—Ah, sia lodato il cielo, Falamonica! Siete voi, proprio voi, in carne ed ossa!
—E nervi, per stringerti il nodo alla gola, assassino!—rispose il
Falamonica, guardandolo a squarciasacco.
Il Picchiasodo entrò in mezzo al discorso.
—Furfante!—diss'egli, aggrottando le ciglia o ingrossando la voce.—Così hai risposto alle mie amorevolezze per te?
—Scusate, padron mio riverito;—rispose il Maso, facendo faccia tosta;—ero prigione, ma non già sulla parola, nel campo vostro. Sono fuggito, per tornarmene quassù, a fare il debito mio di finarino e di soldato. C'è la storia del pozzo, lo capisco; ma il pozzo era poco profondo, e difatti, ecco qua il Falamonica, più sano, e credo anche meglio pasciuto di prima, mentre io non ho più messo altro in corpo, dopo la vostra ultima minestra. Messere Anselmo, fatemi impiccare, se ciò vi dà gusto e se è necessario alla vostra felicità; ma ditemi in grazia una cosa: ne' miei panni, ieri, che cosa avreste fatto voi?
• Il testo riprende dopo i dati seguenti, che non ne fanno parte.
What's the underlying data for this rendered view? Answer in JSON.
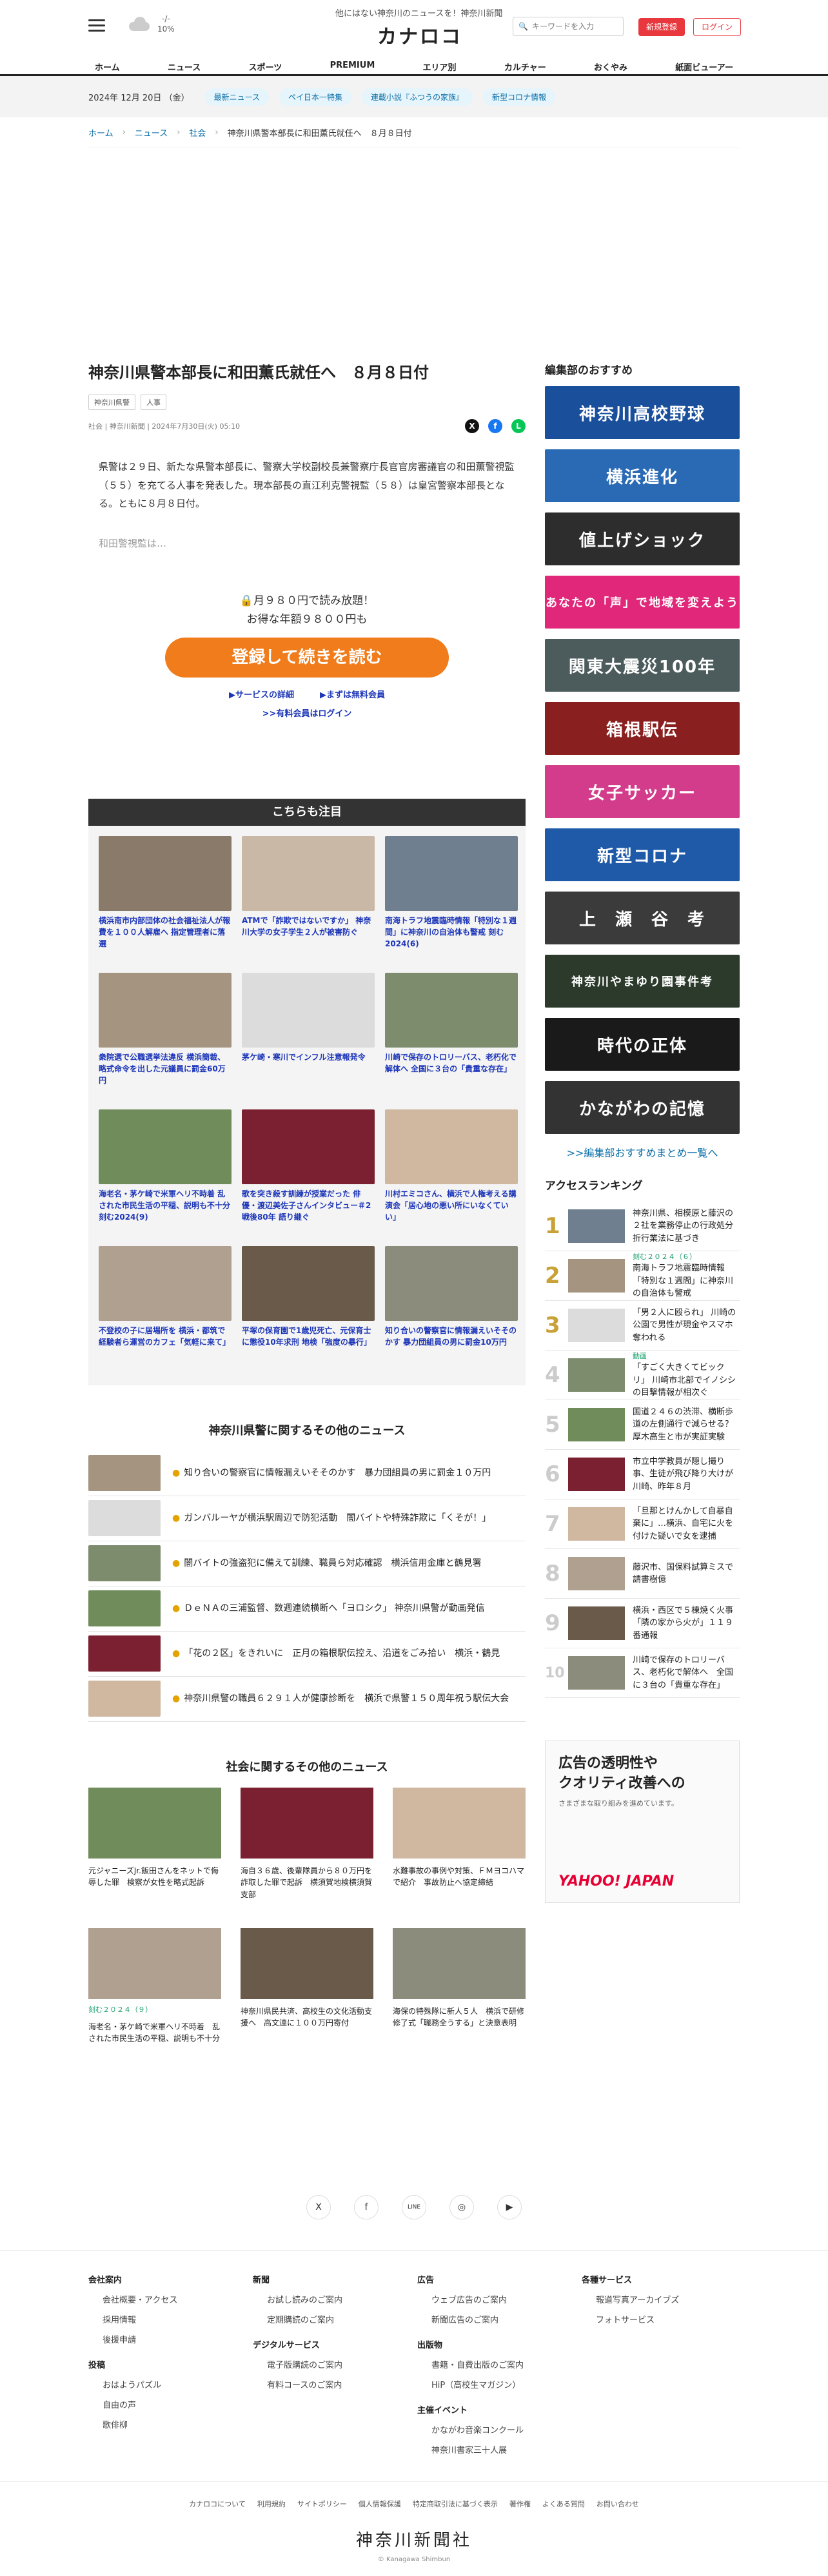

—Si domanda? Avrei dato fuoco alla baracca ed al campo;—rispose il Picchiasodo alzando la spalle e facendo cipiglio, per nascondere un sorriso che gli spuntava già sotto i baffi.—Dal resto,—aggiunse,—siccome io non ero ne' tuoi panni, ieri, non vorrei esserci oggi per tutto l'oro del mondo.
—Già, capisco;—borbottò il Maso;—puzzano d'impiccato un miglio lontano.
—Torniamo a noi,—ripigliò il Picchiasodo,—e sbrighiamo anzitutto quell'altro.
—Messere,—disse il Falamonica sottovoce al padrone,—sapete che la bombarda è carica.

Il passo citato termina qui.